4) all this is of course exploited by xenophobic and populist politicians in France and other European countries. It's good marketing. But US pundits who don't speak another language than English, many of them who never have been to France or Europe (and thus don't follow the local debate) or if they did had a 3 days tourist trip, don't bother to check facts but keep propagating about the European "Islamic invasion". Some alarmist articles from some European papers are sources good enough. Of course it sells more than to talk about the overwhelming poverty and lack of integration of Blacks (after 400 years) in the USA and of Latinos. Integration problems have always existed, they last 1-2 generations and the US has completely forgotten about the gang wars between the Irish, Italians and Jews a century ago. Not to talk about natives who weren't even US citizens before 1930. Or did I mention the quasi apartheid regime that reigned in the US until the late sixties since the abolition of slavery?
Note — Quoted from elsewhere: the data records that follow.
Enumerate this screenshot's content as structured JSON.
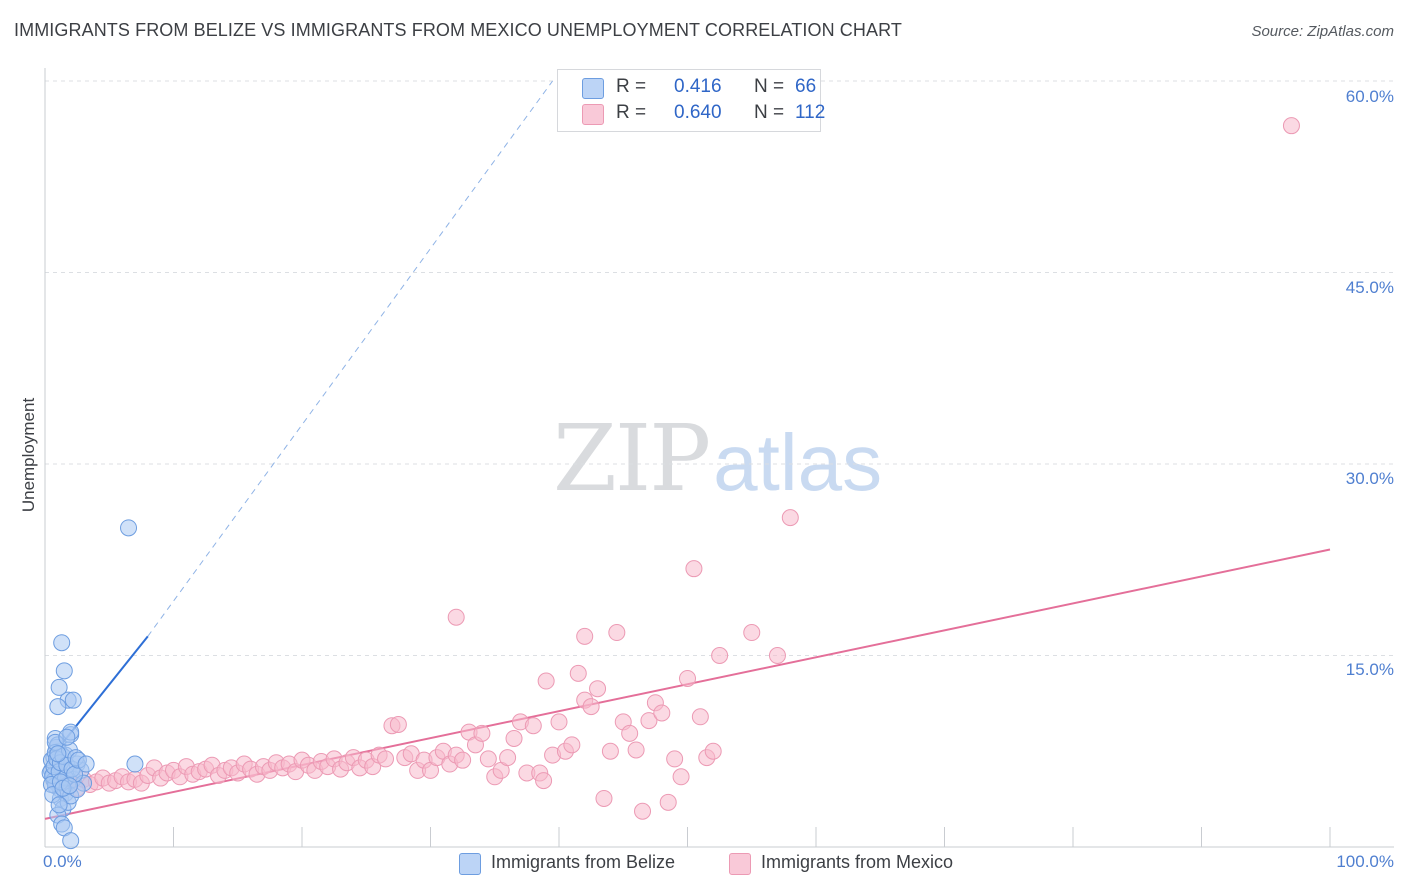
{
  "header": {
    "title": "IMMIGRANTS FROM BELIZE VS IMMIGRANTS FROM MEXICO UNEMPLOYMENT CORRELATION CHART",
    "source": "Source: ZipAtlas.com"
  },
  "watermark": {
    "zip": "ZIP",
    "atlas": "atlas"
  },
  "legend": {
    "series1": {
      "r_label": "R =",
      "r_value": "0.416",
      "n_label": "N =",
      "n_value": "66"
    },
    "series2": {
      "r_label": "R =",
      "r_value": "0.640",
      "n_label": "N =",
      "n_value": "112"
    }
  },
  "bottom_legend": {
    "series1": "Immigrants from Belize",
    "series2": "Immigrants from Mexico"
  },
  "axes": {
    "ylabel": "Unemployment",
    "yticks": [
      "60.0%",
      "45.0%",
      "30.0%",
      "15.0%"
    ],
    "xtick_left": "0.0%",
    "xtick_right": "100.0%"
  },
  "colors": {
    "belize_fill": "#a9c8f3",
    "belize_stroke": "#6d9de0",
    "belize_line": "#2e6fd6",
    "mexico_fill": "#f7b9cc",
    "mexico_stroke": "#ec9ab4",
    "mexico_line": "#e46f99",
    "grid": "#dcdfe3",
    "tick_text": "#4f7fd0"
  },
  "chart_data": {
    "type": "scatter",
    "title": "IMMIGRANTS FROM BELIZE VS IMMIGRANTS FROM MEXICO UNEMPLOYMENT CORRELATION CHART",
    "xlabel": "",
    "ylabel": "Unemployment",
    "xlim": [
      0,
      100
    ],
    "ylim": [
      0,
      60
    ],
    "y_gridlines": [
      15,
      30,
      45,
      60
    ],
    "series": [
      {
        "name": "Immigrants from Belize",
        "R": 0.416,
        "N": 66,
        "trendline": {
          "x": [
            0.3,
            8.0
          ],
          "y": [
            6.8,
            16.5
          ]
        },
        "trendline_extension": {
          "x": [
            8.0,
            39.5
          ],
          "y": [
            16.5,
            60.0
          ]
        },
        "points": [
          [
            0.5,
            6.0
          ],
          [
            0.6,
            5.5
          ],
          [
            0.7,
            7.0
          ],
          [
            0.8,
            8.5
          ],
          [
            0.9,
            5.0
          ],
          [
            1.0,
            6.5
          ],
          [
            1.1,
            7.5
          ],
          [
            1.2,
            4.5
          ],
          [
            0.4,
            5.8
          ],
          [
            0.5,
            6.8
          ],
          [
            0.7,
            5.2
          ],
          [
            0.8,
            4.8
          ],
          [
            0.9,
            7.8
          ],
          [
            1.0,
            8.0
          ],
          [
            1.3,
            6.2
          ],
          [
            1.5,
            5.5
          ],
          [
            1.6,
            7.2
          ],
          [
            1.8,
            6.0
          ],
          [
            2.0,
            8.8
          ],
          [
            2.2,
            5.3
          ],
          [
            2.5,
            6.5
          ],
          [
            1.2,
            3.8
          ],
          [
            1.4,
            3.0
          ],
          [
            1.6,
            4.2
          ],
          [
            1.8,
            3.5
          ],
          [
            2.0,
            4.0
          ],
          [
            1.0,
            2.5
          ],
          [
            1.3,
            1.8
          ],
          [
            1.5,
            1.5
          ],
          [
            2.0,
            0.5
          ],
          [
            1.8,
            11.5
          ],
          [
            2.2,
            11.5
          ],
          [
            1.0,
            11.0
          ],
          [
            1.1,
            12.5
          ],
          [
            1.3,
            16.0
          ],
          [
            1.5,
            13.8
          ],
          [
            2.0,
            9.0
          ],
          [
            2.8,
            6.0
          ],
          [
            3.0,
            5.0
          ],
          [
            2.5,
            4.5
          ],
          [
            0.6,
            5.6
          ],
          [
            0.7,
            6.3
          ],
          [
            0.8,
            7.4
          ],
          [
            0.9,
            6.9
          ],
          [
            1.1,
            5.9
          ],
          [
            1.2,
            6.6
          ],
          [
            1.4,
            7.1
          ],
          [
            1.6,
            5.4
          ],
          [
            1.7,
            6.4
          ],
          [
            1.9,
            7.6
          ],
          [
            2.1,
            6.1
          ],
          [
            2.3,
            5.7
          ],
          [
            0.5,
            4.9
          ],
          [
            0.6,
            4.1
          ],
          [
            0.8,
            8.2
          ],
          [
            1.0,
            7.3
          ],
          [
            1.2,
            5.1
          ],
          [
            1.4,
            4.6
          ],
          [
            1.7,
            8.6
          ],
          [
            2.4,
            7.0
          ],
          [
            2.6,
            6.8
          ],
          [
            3.2,
            6.5
          ],
          [
            7.0,
            6.5
          ],
          [
            6.5,
            25.0
          ],
          [
            1.1,
            3.3
          ],
          [
            1.9,
            4.8
          ]
        ]
      },
      {
        "name": "Immigrants from Mexico",
        "R": 0.64,
        "N": 112,
        "trendline": {
          "x": [
            0.0,
            100.0
          ],
          "y": [
            2.2,
            23.3
          ]
        },
        "points": [
          [
            0.8,
            5.2
          ],
          [
            1.2,
            4.8
          ],
          [
            1.5,
            5.5
          ],
          [
            2.0,
            5.0
          ],
          [
            2.5,
            4.6
          ],
          [
            3.0,
            5.3
          ],
          [
            3.5,
            4.9
          ],
          [
            4.0,
            5.1
          ],
          [
            4.5,
            5.4
          ],
          [
            5.0,
            5.0
          ],
          [
            5.5,
            5.2
          ],
          [
            6.0,
            5.5
          ],
          [
            6.5,
            5.1
          ],
          [
            7.0,
            5.3
          ],
          [
            7.5,
            5.0
          ],
          [
            8.0,
            5.6
          ],
          [
            8.5,
            6.2
          ],
          [
            9.0,
            5.4
          ],
          [
            9.5,
            5.8
          ],
          [
            10.0,
            6.0
          ],
          [
            10.5,
            5.5
          ],
          [
            11.0,
            6.3
          ],
          [
            11.5,
            5.7
          ],
          [
            12.0,
            5.9
          ],
          [
            12.5,
            6.1
          ],
          [
            13.0,
            6.4
          ],
          [
            13.5,
            5.6
          ],
          [
            14.0,
            6.0
          ],
          [
            14.5,
            6.2
          ],
          [
            15.0,
            5.8
          ],
          [
            15.5,
            6.5
          ],
          [
            16.0,
            6.1
          ],
          [
            16.5,
            5.7
          ],
          [
            17.0,
            6.3
          ],
          [
            17.5,
            6.0
          ],
          [
            18.0,
            6.6
          ],
          [
            18.5,
            6.2
          ],
          [
            19.0,
            6.5
          ],
          [
            19.5,
            5.9
          ],
          [
            20.0,
            6.8
          ],
          [
            20.5,
            6.4
          ],
          [
            21.0,
            6.0
          ],
          [
            21.5,
            6.7
          ],
          [
            22.0,
            6.3
          ],
          [
            22.5,
            6.9
          ],
          [
            23.0,
            6.1
          ],
          [
            23.5,
            6.6
          ],
          [
            24.0,
            7.0
          ],
          [
            24.5,
            6.2
          ],
          [
            25.0,
            6.8
          ],
          [
            25.5,
            6.3
          ],
          [
            26.0,
            7.2
          ],
          [
            26.5,
            6.9
          ],
          [
            27.0,
            9.5
          ],
          [
            27.5,
            9.6
          ],
          [
            28.0,
            7.0
          ],
          [
            28.5,
            7.3
          ],
          [
            29.0,
            6.0
          ],
          [
            29.5,
            6.8
          ],
          [
            30.0,
            6.0
          ],
          [
            30.5,
            7.0
          ],
          [
            31.0,
            7.5
          ],
          [
            31.5,
            6.5
          ],
          [
            32.0,
            7.2
          ],
          [
            32.5,
            6.8
          ],
          [
            33.0,
            9.0
          ],
          [
            33.5,
            8.0
          ],
          [
            34.0,
            8.9
          ],
          [
            34.5,
            6.9
          ],
          [
            35.0,
            5.5
          ],
          [
            35.5,
            6.0
          ],
          [
            36.0,
            7.0
          ],
          [
            36.5,
            8.5
          ],
          [
            37.0,
            9.8
          ],
          [
            37.5,
            5.8
          ],
          [
            38.0,
            9.5
          ],
          [
            38.5,
            5.8
          ],
          [
            38.8,
            5.2
          ],
          [
            39.0,
            13.0
          ],
          [
            39.5,
            7.2
          ],
          [
            40.0,
            9.8
          ],
          [
            40.5,
            7.5
          ],
          [
            41.0,
            8.0
          ],
          [
            41.5,
            13.6
          ],
          [
            42.0,
            11.5
          ],
          [
            42.5,
            11.0
          ],
          [
            43.0,
            12.4
          ],
          [
            43.5,
            3.8
          ],
          [
            44.0,
            7.5
          ],
          [
            44.5,
            16.8
          ],
          [
            45.0,
            9.8
          ],
          [
            45.5,
            8.9
          ],
          [
            46.0,
            7.6
          ],
          [
            46.5,
            2.8
          ],
          [
            47.0,
            9.9
          ],
          [
            47.5,
            11.3
          ],
          [
            48.0,
            10.5
          ],
          [
            48.5,
            3.5
          ],
          [
            49.0,
            6.9
          ],
          [
            49.5,
            5.5
          ],
          [
            50.0,
            13.2
          ],
          [
            51.0,
            10.2
          ],
          [
            51.5,
            7.0
          ],
          [
            52.0,
            7.5
          ],
          [
            52.5,
            15.0
          ],
          [
            55.0,
            16.8
          ],
          [
            57.0,
            15.0
          ],
          [
            58.0,
            25.8
          ],
          [
            50.5,
            21.8
          ],
          [
            32.0,
            18.0
          ],
          [
            42.0,
            16.5
          ],
          [
            97.0,
            56.5
          ]
        ]
      }
    ]
  }
}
The authors of the original post have the merit of showing what is really going on in France. It's only sad that it took to an explicit threat from Ben Laden to explain that the vast majority (90% and probably more) of immigrants fom a Muslim background in France have core values that are diametrically opposed to the ones of some bearded woman abusers.

 

MASINI

9:59 AM ET

November 13, 2010

tinctura propolis This

tinctura propolis
This offender has probably advanced psychological studies. Knows how to manipulate the masses more than our authorities. We should deal with people and explain what lies behind their sick minds. Maybe they're right and they, the Muslims, but the French are not enemies. They are friends, and that all Muslims must understand all.laptisor de matca de vanzare and vand polen albine

 

ACKERLEY111

11:09 AM ET

November 15, 2010

Here are a few articles from below

The violences tatil perpetrated in some suburbs by some youth is nothing but ethnic gang filmcin criminality, but not religiously motivated. But I guess that by the way some gazeteler reason here, the violence committed by Latino gangs in the klip izle US could be presented as a "Catholic menace".